El resultado estuvo favorecido por condiciones climáticas particularmente beneficiosas. Precisamente por ese carácter excepcional, el informe considera poco probable que el sector pueda repetir automáticamente los mismos niveles de producción y exportación durante el próximo ciclo.
Las primeras proyecciones para la campaña 2026/27 anticipan una reducción en la producción de trigo y en el saldo exportable, además de una posible normalización en el maíz. La Bolsa de Cereales de Rosario estima, además, una caída cercana al 5% en el volumen de la próxima campaña gruesa, en un escenario condicionado por el fenómeno de El Niño.
Qué puede pasar hacia 2027
El principal interrogante pasa ahora por la capacidad de la economía argentina para sostener el actual ritmo exportador. Una parte del resultado de 2026 estuvo asociada a factores que podrían no repetirse: una campaña agrícola excepcional y precios internacionales favorables para determinados commodities.
El petróleo, el oro y otras materias primas podrían sufrir correcciones en sus cotizaciones, dado que sus precios responden a condiciones de los mercados internacionales que exceden las decisiones de la política económica argentina.
Sin embargo, el panorama presenta un componente que podría tener mayor permanencia: la expansión de la producción energética y minera.

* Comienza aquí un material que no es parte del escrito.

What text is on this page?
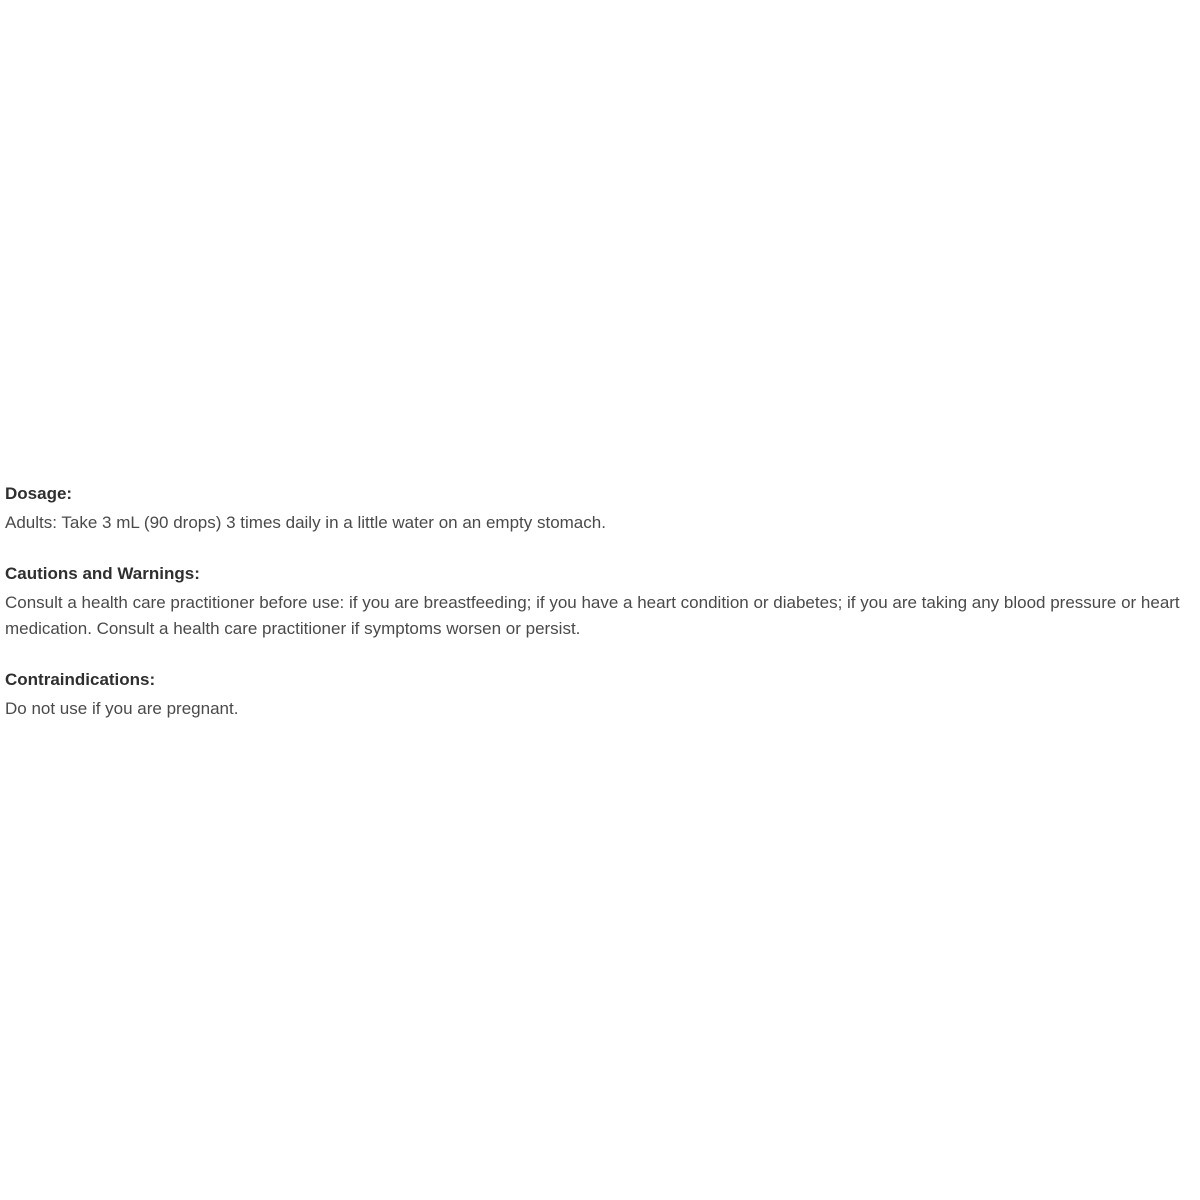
Dosage:

Adults: Take 3 mL (90 drops) 3 times daily in a little water on an empty stomach.

Cautions and Warnings:

Consult a health care practitioner before use: if you are breastfeeding; if you have a heart condition or diabetes; if you are taking any blood pressure or heart medication. Consult a health care practitioner if symptoms worsen or persist.

Contraindications:

Do not use if you are pregnant.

En el caso del petróleo, el desarrollo de Vaca Muerta permite proyectar un aumento de la producción que no depende exclusivamente de que los precios internacionales continúen elevados. Una dinámica similar se observa en el litio, donde la ampliación de la capacidad productiva puede permitir mayores volúmenes exportados incluso ante eventuales modificaciones en las cotizaciones.
A este escenario se suma la reducción gradual de los derechos de exportación, una medida que no explica por sí misma el salto registrado en 2026, pero que podría contribuir a mejorar la competitividad de las exportaciones argentinas en los próximos años.
Así, el desempeño comercial de 2026 deja una señal positiva, aunque todavía abierta a interrogantes. La clave hacia 2027 estará en determinar si la Argentina logra transformar un año favorecido por el agro y los precios internacionales en una tendencia más estable, sustentada principalmente en una mayor capacidad productiva de sectores como energía y minería.